As part of a series of lawsuits recently filed in the U.S. District Court for the Northern District of California, lawyers for plaintiffs claiming that Roundup caused them to develop non-Hodgkin lymphoma (NHL) have demanded to see the details of the EPA's safety assessments for Roundup, to which they have received little information. So far, Monsanto has turned over documents marked "confidential" that reveal nothing about the agro-chemical giant's relationship with the EPA.
According to reports, the EPA has been assessing the safety of glyphosate, the key ingredient in Monsanto's Roundup herbicide, ever since the controversial chemical started gaining attention around the world as a serious threat to environmental and human health. On the surface, the EPA has supposedly been conducting an independent analysis of glyphosate's safety in the interest of public health.
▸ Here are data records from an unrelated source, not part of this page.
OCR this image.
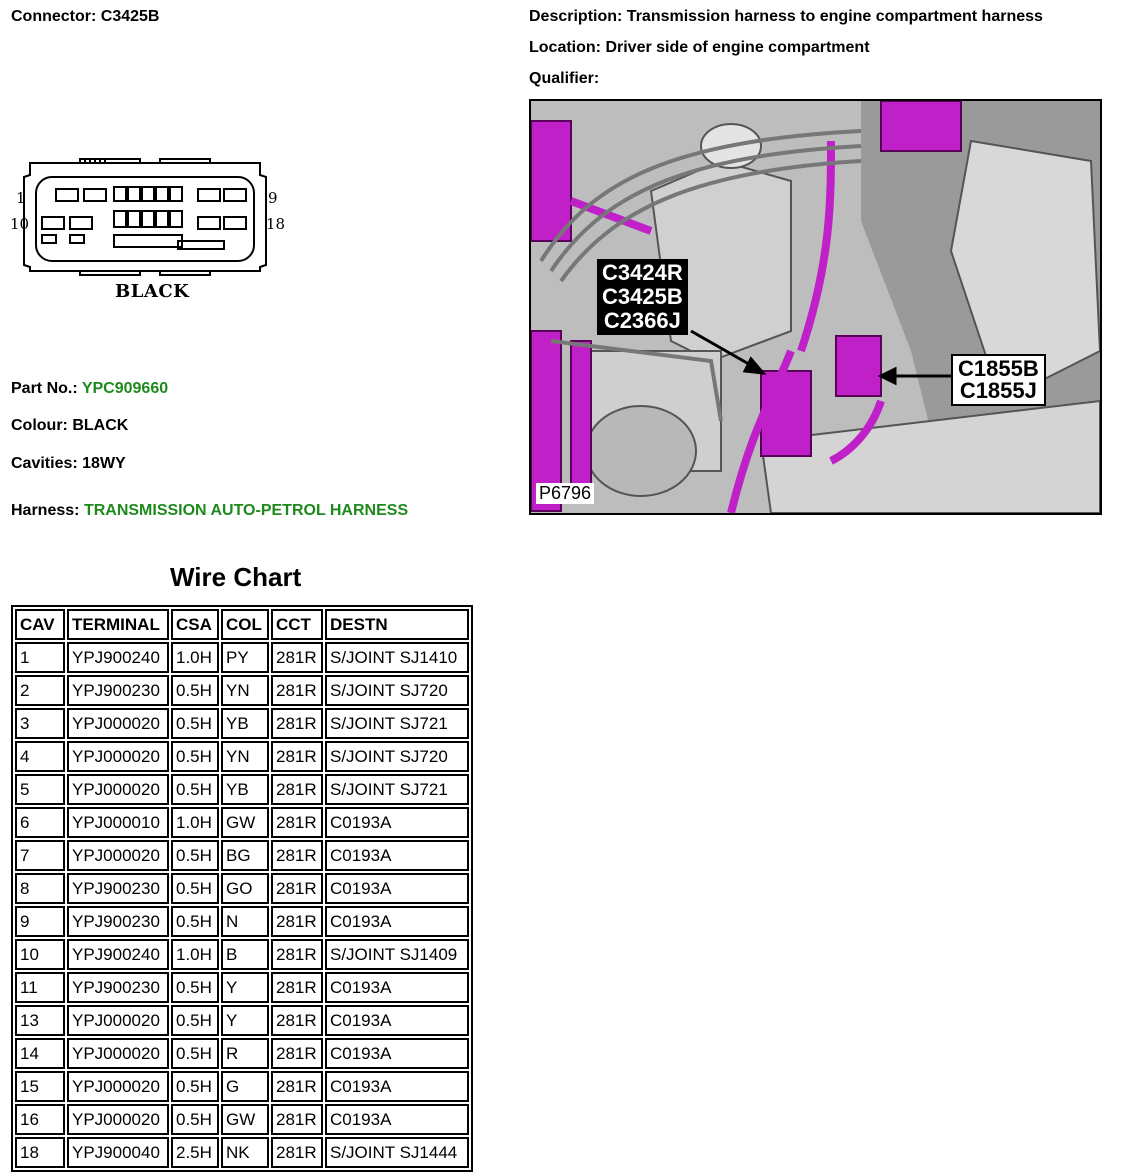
Connector: C3425B	Description: Transmission harness to engine compartment harness
Location: Driver side of engine compartment
Qualifier:
1	9
10	18
BLACK
Part No.: YPC909660
Colour: BLACK
Cavities: 18WY
Harness: TRANSMISSION AUTO-PETROL HARNESS
C3424R
C3425B
C2366J
C1855B
C1855J
P6796
Wire Chart
CAV	TERMINAL	CSA	COL	CCT	DESTN
1	YPJ900240	1.0H	PY	281R	S/JOINT SJ1410
2	YPJ900230	0.5H	YN	281R	S/JOINT SJ720
3	YPJ000020	0.5H	YB	281R	S/JOINT SJ721
4	YPJ000020	0.5H	YN	281R	S/JOINT SJ720
5	YPJ000020	0.5H	YB	281R	S/JOINT SJ721
6	YPJ000010	1.0H	GW	281R	C0193A
7	YPJ000020	0.5H	BG	281R	C0193A
8	YPJ900230	0.5H	GO	281R	C0193A
9	YPJ900230	0.5H	N	281R	C0193A
10	YPJ900240	1.0H	B	281R	S/JOINT SJ1409
11	YPJ900230	0.5H	Y	281R	C0193A
13	YPJ000020	0.5H	Y	281R	C0193A
14	YPJ000020	0.5H	R	281R	C0193A
15	YPJ000020	0.5H	G	281R	C0193A
16	YPJ000020	0.5H	GW	281R	C0193A
18	YPJ900040	2.5H	NK	281R	S/JOINT SJ1444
But it is now being revealed that the EPA has merely been acting as a gatekeeper to approve whatever Monsanto throws its way, including chemicals like glyphosate that have repeatedly been linked to causing organ damage, cancer tumors, and more. Much of the rest of the world, including the World Health Organization's (WHO) International Agency for Research on Cancer (IARC), is recognizing that glyphosate is dangerous and never should have been approved in the first place, but the EPA has been dragging its feet on the issue. Essentially, the EPA is engaged in fake science to obscure the evidence that glyphosate causes harm to humans and the environment.
This is largely because former EPA top brass Jess Rowland has been fighting on behalf of Monsanto, rather than on behalf of the people for whom the EPA works — the American public — to salvage glyphosate's dwindling reputation. The EPA has further been working on behalf of Monsanto in lawsuits like the one currently moving forward in California, much to the chagrin of independent scientists who recognize how corrupt the EPA has become on this front.
"The EPA's stamp of approval for the safety of glyphosate over the last few decades has ... been key to the success of Monsanto's genetically engineered, glyphosate-tolerant crops, which have been popular with farmers," explains Truth-Out.org about the issue. (RELATED: See more news about protecting the environment from toxic pesticides and herbicides at Pesticides.news)
Now that Rowland has been outed as a Monsanto hack, attorneys for plaintiffs in the California suit are now asking that he be deposed in order to reveal more about the EPA's connections with Monsanto, and possibly other chemical companies as well. Monsanto, of course, is fighting tooth and nail to keep its correspondences with Rowland private, but it is only a matter of time before this evidence is revealed.
Monsanto has so far turned over six million pages of documents as part of the court proceedings, but upwards of 85 percent of it has been marked as "confidential," meaning plaintiffs are required to black out this information. The plaintiffs' lawyers say this designation is improper and that such information needs to be revealed in order for the facts to prevail.
"Monsanto has been confident all along that [the] EPA would continue to support glyphosate, whatever happened and no matter who held otherwise," the lawyers say. "[I]t is clear that Monsanto enjoyed considerable influence within the EPA's OPP, and was close with Mr. Rowland ... The documentary evidence strongly suggests that Mr. Rowland's primary goal was to serve the interests of Monsanto."